Here are three ways to transform the price column of a data frame, treating rows with different values in the name column separately. I don't have the Winsorize() function, so I used scale(), which sets the mean of the values to zero and the standard deviation to one.

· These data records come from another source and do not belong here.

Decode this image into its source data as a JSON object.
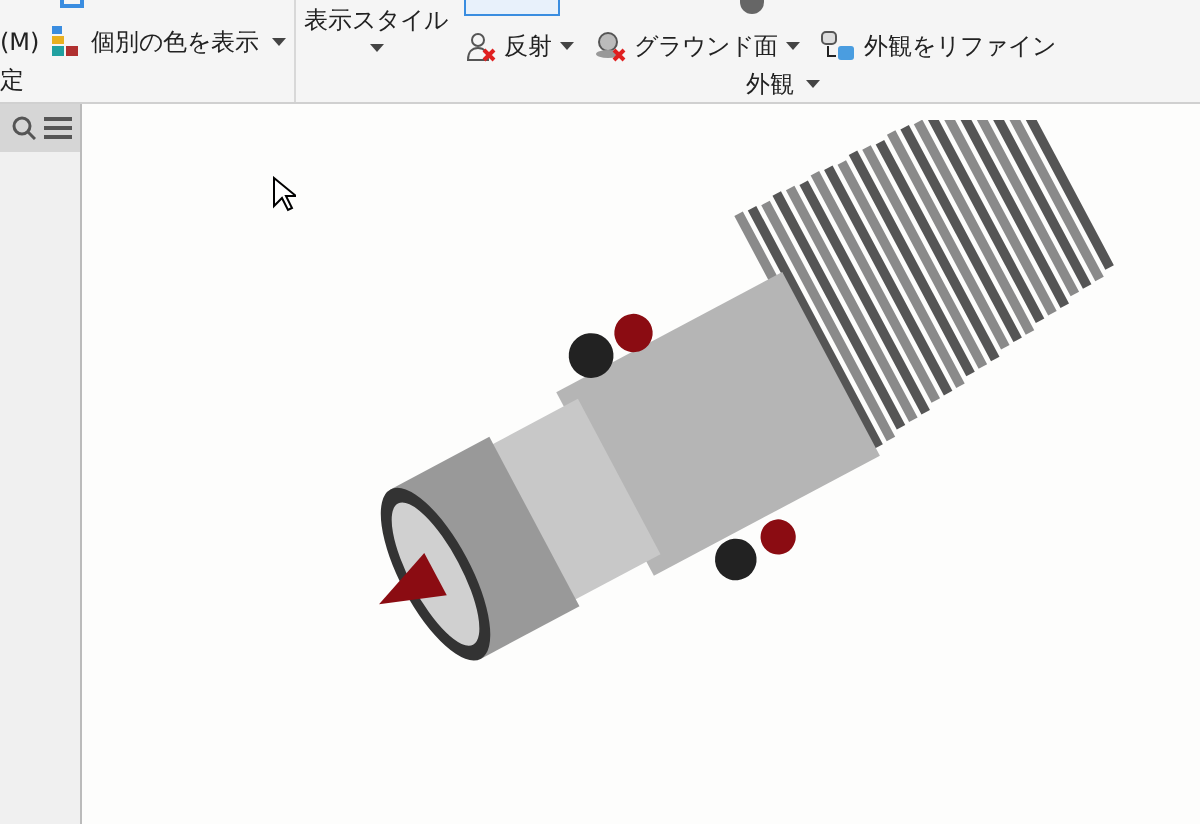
{
  "ribbon": {
    "left_group": {
      "labels": [
        "(M)",
        "定"
      ],
      "color_button": {
        "label": "個別の色を表示",
        "dropdown": true
      }
    },
    "appearance_group": {
      "display_style": {
        "label": "表示スタイル",
        "dropdown": true
      },
      "tools": [
        {
          "kind": "reflection",
          "label": "反射",
          "dropdown": true
        },
        {
          "kind": "ground",
          "label": "グラウンド面",
          "dropdown": true
        },
        {
          "kind": "refine",
          "label": "外観をリファイン",
          "dropdown": false
        }
      ],
      "group_label": {
        "label": "外観",
        "dropdown": true
      }
    }
  }
}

DF <- data.frame(name = rep(c("Model1", "Model2", "Model3"),4),
price = runif(n = 12,min = 25,max = 100))
DF
#> name price
#> 1 Model1 90.54648
#> 2 Model2 76.48961
#> 3 Model3 36.07650
#> 4 Model1 27.95938
#> 5 Model2 43.13003
#> 6 Model3 33.33270
#> 7 Model1 62.58777
#> 8 Model2 54.85340
#> 9 Model3 60.32941
#> 10 Model1 82.00785
#> 11 Model2 96.41996
#> 12 Model3 64.20060
#Method 1. Put all the results in three data frames with a for loop
for(Nm in unique(DF$name)) {
tmp <- DF[DF$name == Nm, ]
tmp$price <- scale(tmp$price)
assign(Nm, tmp)
}
Model1
#> name price
#> 1 Model1 0.8912794
#> 4 Model1 -1.3606422
#> 7 Model1 -0.1146918
#> 10 Model1 0.5840546
Model2
#> name price
#> 2 Model2 0.3714638
#> 5 Model2 -1.0421075
#> 8 Model2 -0.5453442
#> 11 Model2 1.2159878
Model3
#> name price
#> 3 Model3 -0.7740921
#> 6 Model3 -0.9452647
#> 9 Model3 0.7389261
#> 12 Model3 0.9804307
#method 2. Make data frames in a list and process them
DF_Split <- split(DF, DF$name)
DF_Split
#> $Model1
#> name price
#> 1 Model1 90.54648
#> 4 Model1 27.95938
#> 7 Model1 62.58777
#> 10 Model1 82.00785
#>
#> $Model2
#> name price
#> 2 Model2 76.48961
#> 5 Model2 43.13003
#> 8 Model2 54.85340
#> 11 Model2 96.41996
#>
#> $Model3
#> name price
#> 3 Model3 36.07650
#> 6 Model3 33.33270
#> 9 Model3 60.32941
#> 12 Model3 64.20060
DF_New2 <- lapply(DF_Split, function(DATA) DATA$price <- scale(DATA$price))
DF_New2
#> $Model1
#> [,1]
#> [1,] 0.8912794
#> [2,] -1.3606422
#> [3,] -0.1146918
#> [4,] 0.5840546
#> attr(,"scaled:center")
#> [1] 65.77537
#> attr(,"scaled:scale")
#> [1] 27.79275
#>
#> $Model2
#> [,1]
#> [1,] 0.3714638
#> [2,] -1.0421075
#> [3,] -0.5453442
#> [4,] 1.2159878
#> attr(,"scaled:center")
#> [1] 67.72325
#> attr(,"scaled:scale")
#> [1] 23.59951
#>
#> $Model3
#> [,1]
#> [1,] -0.7740921
#> [2,] -0.9452647
#> [3,] 0.7389261
#> [4,] 0.9804307
#> attr(,"scaled:center")
#> [1] 48.4848
#> attr(,"scaled:scale")
#> [1] 16.02949
#Method 3. Use dplyr functions and have the results in one data frame
#Notice the original row order is preserved
library(dplyr)
DF_New3 <- DF |> group_by(name) |> mutate(price = scale(price))
DF_New3
#> # A tibble: 12 × 2
#> # Groups: name [3]
#> name price[,1]
#> <chr> <dbl>
#> 1 Model1 0.891
#> 2 Model2 0.371
#> 3 Model3 -0.774
#> 4 Model1 -1.36
#> 5 Model2 -1.04
#> 6 Model3 -0.945
#> 7 Model1 -0.115
#> 8 Model2 -0.545
#> 9 Model3 0.739
#> 10 Model1 0.584
#> 11 Model2 1.22
#> 12 Model3 0.980
Created on 2024-02-24 with reprex v2.0.2
Your code didn't work because you are confusing the strings like "Model1" and the name of the data frame Model1 (with no quotes). In your for loop, the Nm variable takes the values "Model1", "Model", "Model3". Those are character values. The code Nm$price
will not work because Nm is a character variable, not a data frame. Model1$price
(where there are not quotes around Model1) does work because Model1 is the name of a data frame.